Bishnu Prasad was hiding inside a classroom with other students, when soldiers kicked the door in and started shooting. He was hit, and paralysed. “I like to go to school, but I cannot walk now.”

Teachers were on the frontlines of the war, and nearly 220 of them were killed by both sides. “After the war started, we were caught in the crossfire. Whichever side fires the guns it is us teachers who get killed,” Ram Bahadur Raut principal of the Chisapani Secondary School in Khotang told us then.

Dhruba Basnet

Many Maoist cadre associated carrying guns with being powerful and empowered.

Power of the gun

Children would follow us everywhere. They were very loyal to the Maoist party. Even 10-year-old children had been so effectively brainwashed that they would speak in Maoist jargon, saying “When the revolution is successful, we will be also be rich and powerful.” And they believed it.

We went to homes, and heard families talk about the fear of both the police and guerrillas. The Maoists had ordered every household to contribute at least one person to attend their revolutionary meetings and listen to speeches. We attended those cultural programs, as well. The Maoists cadre were full of enthusiasm and energy, singing and performing revolutionary dances about the liberation of the proletariat. Villagers watched with interest, but there was fear in their eyes.

The armed Maoists looked like they were really empowered. I asked some of them how it felt to be carrying a gun? They used to reply: “I feel powerful, now no one can do anything to me.”

Amrita Lamsal

The smell of fear

In October 2004, we took a helicopter from Surkhet to Kalikot, flying over the mountains of Dailekh and the Karnali River. On the left we could see Kotbada, where a year previously the Royal Nepal Army had killed 36 workers building an airfield, mistaking them to be Maoist guerrillas. We were in the heart of the conflict zone to understand how the war was affecting ordinary people in the Karnali.

Kalikot was remote then, as the highway was still being built. At the end of the first day’s walk in Pili, we saw small children slither down from tree tops and scamper off to the village. We found out they were Maoist ‘wholetimers’ on sentry duty.

The local Maoists held a village gathering that evening and paraded us on the stage, accusing us of being military spies and “royal mongrels”. The language they used during interrogation that night was straight out of the Khmer Rouge. Two years later, 55 soldiers were killed in a Maoist attack in Pili.

Finally let off the next day, we were detained again in Jubitha by 12-13 year-olds with guns. They could not read, and held our press passes upside down. “We are now in the armed struggle phase of our revolution,” said one youngster.

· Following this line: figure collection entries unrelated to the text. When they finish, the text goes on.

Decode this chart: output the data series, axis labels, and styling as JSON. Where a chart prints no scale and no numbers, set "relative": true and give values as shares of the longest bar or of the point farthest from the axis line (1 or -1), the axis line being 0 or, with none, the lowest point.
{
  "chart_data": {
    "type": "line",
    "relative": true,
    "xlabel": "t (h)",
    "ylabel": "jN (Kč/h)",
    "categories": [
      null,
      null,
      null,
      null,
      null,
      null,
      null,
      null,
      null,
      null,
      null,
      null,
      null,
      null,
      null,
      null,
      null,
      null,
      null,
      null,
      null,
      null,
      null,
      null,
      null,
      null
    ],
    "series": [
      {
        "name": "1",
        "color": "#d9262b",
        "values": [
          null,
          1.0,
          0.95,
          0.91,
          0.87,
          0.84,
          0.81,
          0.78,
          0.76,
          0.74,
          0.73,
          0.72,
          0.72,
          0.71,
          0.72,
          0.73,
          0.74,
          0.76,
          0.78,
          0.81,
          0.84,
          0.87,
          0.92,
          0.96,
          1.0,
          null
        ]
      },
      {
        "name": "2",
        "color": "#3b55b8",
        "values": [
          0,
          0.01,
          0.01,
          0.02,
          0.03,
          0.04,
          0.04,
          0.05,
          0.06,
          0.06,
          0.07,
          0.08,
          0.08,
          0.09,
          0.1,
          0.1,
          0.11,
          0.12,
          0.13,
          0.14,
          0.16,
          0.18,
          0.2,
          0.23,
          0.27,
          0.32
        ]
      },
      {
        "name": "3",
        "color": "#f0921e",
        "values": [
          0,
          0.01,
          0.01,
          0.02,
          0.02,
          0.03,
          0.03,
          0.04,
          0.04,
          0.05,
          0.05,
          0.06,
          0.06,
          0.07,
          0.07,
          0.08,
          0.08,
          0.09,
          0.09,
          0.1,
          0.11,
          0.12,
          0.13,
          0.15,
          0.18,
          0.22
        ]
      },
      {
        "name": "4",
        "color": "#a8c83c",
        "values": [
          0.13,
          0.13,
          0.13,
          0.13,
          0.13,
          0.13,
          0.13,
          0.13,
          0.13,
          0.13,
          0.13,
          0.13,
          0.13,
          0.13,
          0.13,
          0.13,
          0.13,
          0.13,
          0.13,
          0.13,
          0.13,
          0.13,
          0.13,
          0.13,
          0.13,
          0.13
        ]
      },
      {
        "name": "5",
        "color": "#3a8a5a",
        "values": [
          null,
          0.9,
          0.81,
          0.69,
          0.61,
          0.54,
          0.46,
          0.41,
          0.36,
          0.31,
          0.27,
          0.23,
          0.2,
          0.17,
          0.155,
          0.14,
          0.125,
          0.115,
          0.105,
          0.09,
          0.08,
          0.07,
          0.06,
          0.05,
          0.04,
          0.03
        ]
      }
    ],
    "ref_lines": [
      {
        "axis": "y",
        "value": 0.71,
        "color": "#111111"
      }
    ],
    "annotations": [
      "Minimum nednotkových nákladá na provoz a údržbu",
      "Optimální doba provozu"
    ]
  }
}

Comrade Mukti in Kalikot in 2004.

Along the trail, we passed a group of women guerrillas who gave us red salutes and gripped us in firm handshakes. It was a surprise to see such empowered young women in what was at that time, a part of western Nepal most steeped in patriarchy.

As we got closer to Jumla amidst the spectacular scenery of golden terraces of ripening paddy, the blue-green Tila River and the snow-capped Kanjiroba in the distance, there were signs of war damage. Ruins of destroyed homes, charred buildings, empty silent streets. There was no laughter from children, they peered at us from behind upstairs windows, no one talked to strangers. You could smell the fear in the air.

Kunda Dixit

Baburam Tamang, one of the 18 Maoist cadre massacred in Ramechap in 2003.

The National Human Rights Commission was sending a team to investigate the massacre of 18 Maoist cadre in Doramba of Ramechhap on 17 August 2003. It included former Chief Justice Krishna Jung Rayamajhi, former Attorney General Bhim Bahadur Bista, forensic physician Harihar Awasti, advocate Hari Phuyal and myself. We reached Doramba 11 days after the killings and found the fresh graves.

Local Maoists had gathered at the home of Yubaraj Moktan. The army encircled the house, and those who could, escaped. The others were rounded up, and were led off up towards the Sailung forest with hands tied behind their backs. The army unit was led by Major Ram Mani Pokhrel. Down in the village, people heard calls for help, and then gunshots.

The villagers helped us exhume the bodies, and Harihar Awasti went down to examine them one by one. He would dictate the details, which I noted down and shared with Hari Phuyal. The stench of rotting bodies was overpowering. Villagers would recognise the faces, and point to them, saying: “That is Bishnu Maya. That is Lila.” Most had been shot at point blank range in the forehead.

A young man handed me a 35mm film roll. We developed it, and found images of the bodies had been thrown over the edge after being killed. And there was a photograph of a local man named Baburam Tamang, the only one without a gunshot in the forehead, but in the arm. It looked like he had bled to death.

Villagers told us that night they had heard someone up the mountain call out for help “Ama, ama.” But they were too afraid to go up and check. We think it was a dying Baburam Tamang.

The villagers had later buried the bodies, wrapping them in cloth and flag. Nearby was a pile of half-burnt personal effects of those who had been killed. Among them, I found a notepad belonging to Bishnu Maya Thapa Magar, one of those who had been killed.